Starting a Book Retelling: Data Science Foundations by Mariadas and Huke

I have been working in tech for over 20 years. Seen a lot of trends come and go. But data science is not a trend. It is here to stay. And honestly, I wanted a book that explains the whole thing from the ground up without assuming I already know everything.

That is how I found Data Science Foundations: Navigating Digital Insight by Stephen Mariadas and Ian Huke (ISBN: 978-1-78017-6994, published by BCS in 2025).

Data Science Foundations book cover

Why This Book

I have a shelf full of data science books. Some are too academic. Some skip the basics and jump straight into code. And some try to cover everything but explain nothing.

This one felt different. It is written for people who want to understand the full picture. Not just the math. Not just the tools. The whole lifecycle of a data science project, from figuring out what problem to solve all the way to presenting your findings to people who make decisions.

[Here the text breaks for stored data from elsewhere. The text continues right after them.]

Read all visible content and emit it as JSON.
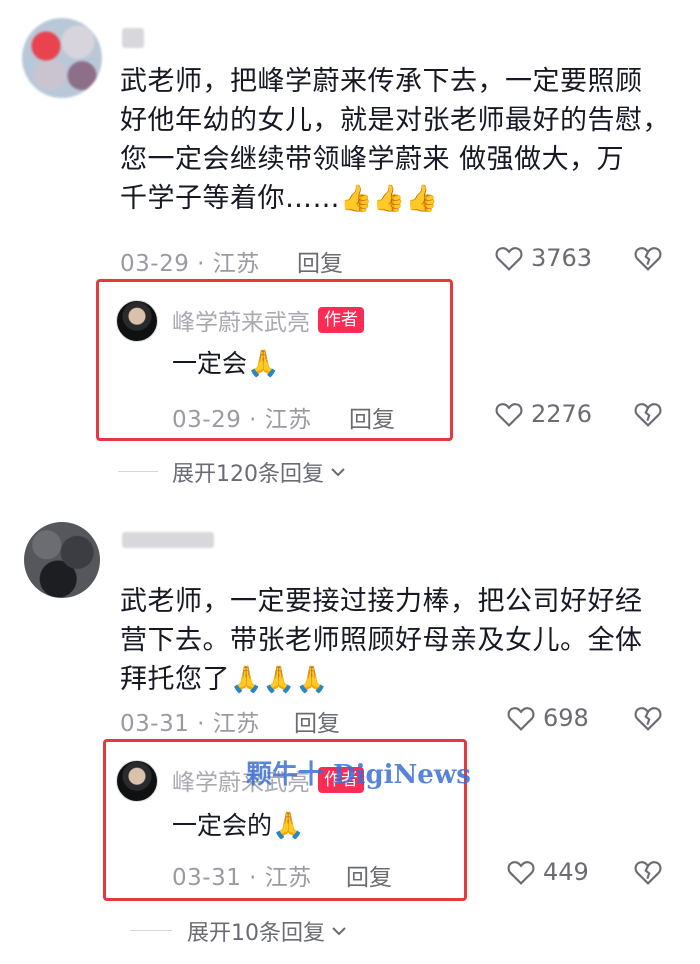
{
  "comments": [
    {
      "text_lines": [
        "武老师，把峰学蔚来传承下去，一定要照顾",
        "好他年幼的女儿，就是对张老师最好的告慰，",
        "您一定会继续带领峰学蔚来 做强做大，万",
        "千学子等着你……"
      ],
      "emojis": "👍👍👍",
      "meta": "03-29 · 江苏",
      "reply_label": "回复",
      "likes": "3763",
      "reply": {
        "author": "峰学蔚来武亮",
        "badge": "作者",
        "text": "一定会",
        "emoji": "🙏",
        "meta": "03-29 · 江苏",
        "reply_label": "回复",
        "likes": "2276"
      },
      "expand_label": "展开120条回复"
    },
    {
      "text_lines": [
        "武老师，一定要接过接力棒，把公司好好经",
        "营下去。带张老师照顾好母亲及女儿。全体",
        "拜托您了"
      ],
      "emojis": "🙏🙏🙏",
      "meta": "03-31 · 江苏",
      "reply_label": "回复",
      "likes": "698",
      "reply": {
        "author": "峰学蔚来武亮",
        "badge": "作者",
        "text": "一定会的",
        "emoji": "🙏",
        "meta": "03-31 · 江苏",
        "reply_label": "回复",
        "likes": "449"
      },
      "expand_label": "展开10条回复"
    }
  ],
  "watermark": "颗牛十 DigiNews",
  "icons": {
    "like": "heart-outline-icon",
    "dislike": "broken-heart-icon",
    "expand": "chevron-down-icon"
  },
  "colors": {
    "highlight_box": "#e6383f",
    "author_badge": "#fe2c55",
    "meta": "#9a9aa3"
  }
}
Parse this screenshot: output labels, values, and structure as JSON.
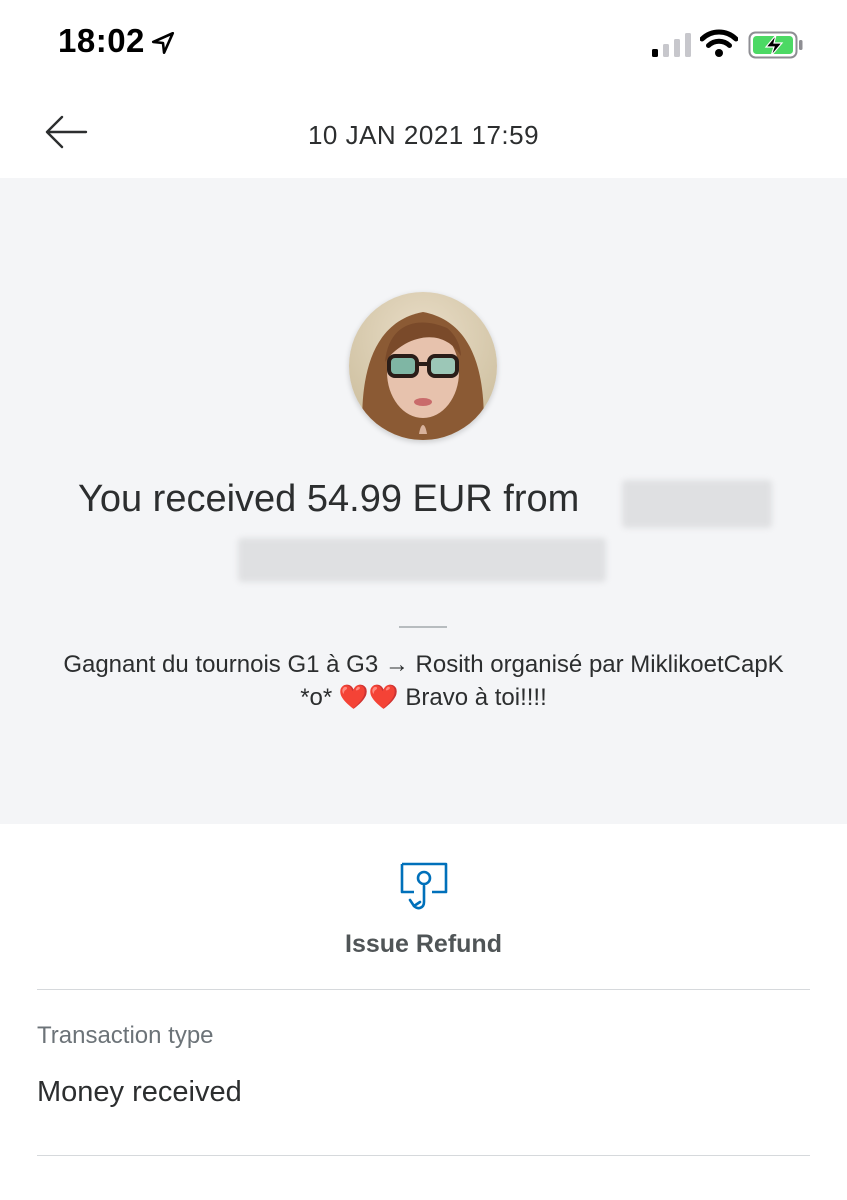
{
  "status_bar": {
    "time": "18:02",
    "location_icon": "location-arrow-icon",
    "signal_icon": "cellular-signal-icon",
    "wifi_icon": "wifi-icon",
    "battery_icon": "battery-charging-icon",
    "battery_color": "#4cd964"
  },
  "nav": {
    "back_icon": "back-arrow-icon",
    "date": "10 JAN 2021  17:59"
  },
  "transaction": {
    "headline": "You received 54.99 EUR from",
    "note_text": "Gagnant du tournois G1 à G3 → Rosith organisé par MiklikoetCapK *o* ",
    "note_hearts": "❤️❤️",
    "note_end": " Bravo à toi!!!!"
  },
  "actions": {
    "refund_icon": "refund-icon",
    "refund_label": "Issue Refund",
    "accent_color": "#0070ba"
  },
  "details": {
    "transaction_type_label": "Transaction type",
    "transaction_type_value": "Money received"
  }
}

The book has 16 chapters and covers a lot of ground. Stakeholders, project delivery, ethics, data sourcing, preparation, statistics, model selection, visualizations, model evaluation, communication, machine learning, AI, and real case studies. It wraps up with a conclusion chapter that ties everything together.

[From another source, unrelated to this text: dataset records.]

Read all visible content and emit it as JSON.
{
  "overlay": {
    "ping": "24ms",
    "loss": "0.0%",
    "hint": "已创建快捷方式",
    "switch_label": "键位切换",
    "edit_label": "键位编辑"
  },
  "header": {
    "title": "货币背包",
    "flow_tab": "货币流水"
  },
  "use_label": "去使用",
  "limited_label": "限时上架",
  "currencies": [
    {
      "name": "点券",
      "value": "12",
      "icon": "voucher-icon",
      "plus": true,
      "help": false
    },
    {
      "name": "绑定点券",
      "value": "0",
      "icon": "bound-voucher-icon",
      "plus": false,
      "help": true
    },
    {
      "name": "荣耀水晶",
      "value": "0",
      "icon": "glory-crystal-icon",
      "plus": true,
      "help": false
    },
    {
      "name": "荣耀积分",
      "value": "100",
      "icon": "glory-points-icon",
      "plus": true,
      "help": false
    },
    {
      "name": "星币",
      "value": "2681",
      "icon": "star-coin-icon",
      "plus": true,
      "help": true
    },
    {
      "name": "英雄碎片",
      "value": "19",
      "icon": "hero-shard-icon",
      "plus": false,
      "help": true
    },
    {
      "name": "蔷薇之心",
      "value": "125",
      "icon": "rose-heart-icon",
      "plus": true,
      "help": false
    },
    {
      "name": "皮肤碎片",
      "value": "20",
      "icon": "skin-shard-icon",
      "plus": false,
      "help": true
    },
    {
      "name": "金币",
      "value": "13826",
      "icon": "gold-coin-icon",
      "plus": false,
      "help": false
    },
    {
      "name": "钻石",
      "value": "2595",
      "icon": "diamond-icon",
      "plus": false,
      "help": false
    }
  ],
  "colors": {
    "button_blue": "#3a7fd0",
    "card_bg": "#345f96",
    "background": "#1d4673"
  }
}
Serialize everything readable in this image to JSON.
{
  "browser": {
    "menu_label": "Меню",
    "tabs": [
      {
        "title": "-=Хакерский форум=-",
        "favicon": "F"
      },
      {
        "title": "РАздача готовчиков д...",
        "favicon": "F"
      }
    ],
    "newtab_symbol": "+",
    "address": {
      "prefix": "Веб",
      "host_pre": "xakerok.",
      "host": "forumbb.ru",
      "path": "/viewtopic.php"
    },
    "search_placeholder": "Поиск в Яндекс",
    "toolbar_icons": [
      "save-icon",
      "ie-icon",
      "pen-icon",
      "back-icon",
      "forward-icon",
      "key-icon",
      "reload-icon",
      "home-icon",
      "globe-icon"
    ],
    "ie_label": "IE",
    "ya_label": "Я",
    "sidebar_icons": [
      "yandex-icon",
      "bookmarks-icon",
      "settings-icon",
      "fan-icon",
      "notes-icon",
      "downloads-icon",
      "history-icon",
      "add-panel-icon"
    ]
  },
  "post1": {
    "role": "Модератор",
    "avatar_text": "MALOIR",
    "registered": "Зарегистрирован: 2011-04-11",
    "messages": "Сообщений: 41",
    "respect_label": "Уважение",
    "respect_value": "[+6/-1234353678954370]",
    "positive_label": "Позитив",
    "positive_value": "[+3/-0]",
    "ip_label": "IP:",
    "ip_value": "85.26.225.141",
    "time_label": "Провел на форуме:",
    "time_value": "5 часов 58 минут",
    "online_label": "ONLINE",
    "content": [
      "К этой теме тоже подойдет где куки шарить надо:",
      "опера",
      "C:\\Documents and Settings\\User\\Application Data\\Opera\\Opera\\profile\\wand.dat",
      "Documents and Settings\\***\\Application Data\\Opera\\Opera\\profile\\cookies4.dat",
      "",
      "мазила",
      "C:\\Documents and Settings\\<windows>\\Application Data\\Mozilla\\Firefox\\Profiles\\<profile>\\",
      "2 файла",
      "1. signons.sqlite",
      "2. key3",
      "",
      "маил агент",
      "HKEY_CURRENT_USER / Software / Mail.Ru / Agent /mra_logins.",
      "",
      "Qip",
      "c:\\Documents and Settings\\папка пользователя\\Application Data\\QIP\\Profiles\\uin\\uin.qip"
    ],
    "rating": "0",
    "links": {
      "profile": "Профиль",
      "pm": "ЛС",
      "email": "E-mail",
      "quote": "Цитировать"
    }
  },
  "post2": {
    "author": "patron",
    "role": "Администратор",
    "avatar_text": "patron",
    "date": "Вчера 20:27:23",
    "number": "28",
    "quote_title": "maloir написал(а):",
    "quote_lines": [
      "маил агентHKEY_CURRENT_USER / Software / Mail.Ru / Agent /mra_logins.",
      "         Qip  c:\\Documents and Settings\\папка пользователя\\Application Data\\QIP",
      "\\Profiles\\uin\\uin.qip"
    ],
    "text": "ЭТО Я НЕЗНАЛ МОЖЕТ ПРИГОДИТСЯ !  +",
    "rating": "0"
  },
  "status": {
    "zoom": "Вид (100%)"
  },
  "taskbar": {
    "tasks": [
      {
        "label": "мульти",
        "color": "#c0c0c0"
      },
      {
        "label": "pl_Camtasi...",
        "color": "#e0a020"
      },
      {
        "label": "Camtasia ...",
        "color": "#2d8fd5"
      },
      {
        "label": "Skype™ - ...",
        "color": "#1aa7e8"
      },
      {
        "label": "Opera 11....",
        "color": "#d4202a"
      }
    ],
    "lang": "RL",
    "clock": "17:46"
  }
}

Here is the thing. I am not a data scientist by title. But I have spent years working with data, building systems, and making sense of numbers. This book caught my attention because it does not try to make you a data scientist overnight. It gives you a solid foundation. And that is exactly what the title promises.

What I Am Going to Do

I am going to read this book chapter by chapter and write my thoughts on each one. Think of it as a retelling. Not a summary, not a review, but my take on what each chapter covers and why it matters.

Here is the rough plan:

  • Chapter 1: Introduction
  • Chapter 2: Stakeholders
  • Chapter 3: Project Delivery
  • Chapter 4: Ethics and Lawfulness
  • Chapter 5: Discovery
  • Chapter 6: Properties of Data
  • Chapter 7: Sourcing
  • Chapter 8: Preparation
  • Chapter 9: Basic Concepts (statistics, probability, the fun stuff)
  • Chapter 10: Model Selection
  • Chapter 11: Visualizations
  • Chapter 12: Model Evaluation
  • Chapter 13: Communication
  • Chapter 14: Machine Learning and AI
  • Chapter 15: Case Studies
  • Chapter 16: Conclusion
  • Final post: My closing thoughts on the whole book

That is 17 more posts after this one. One chapter at a time.

Who Is This For

If you are curious about data science but do not know where to start, follow along. If you already work with data and want to fill some gaps, this might help too. I will keep things simple and skip the jargon where I can.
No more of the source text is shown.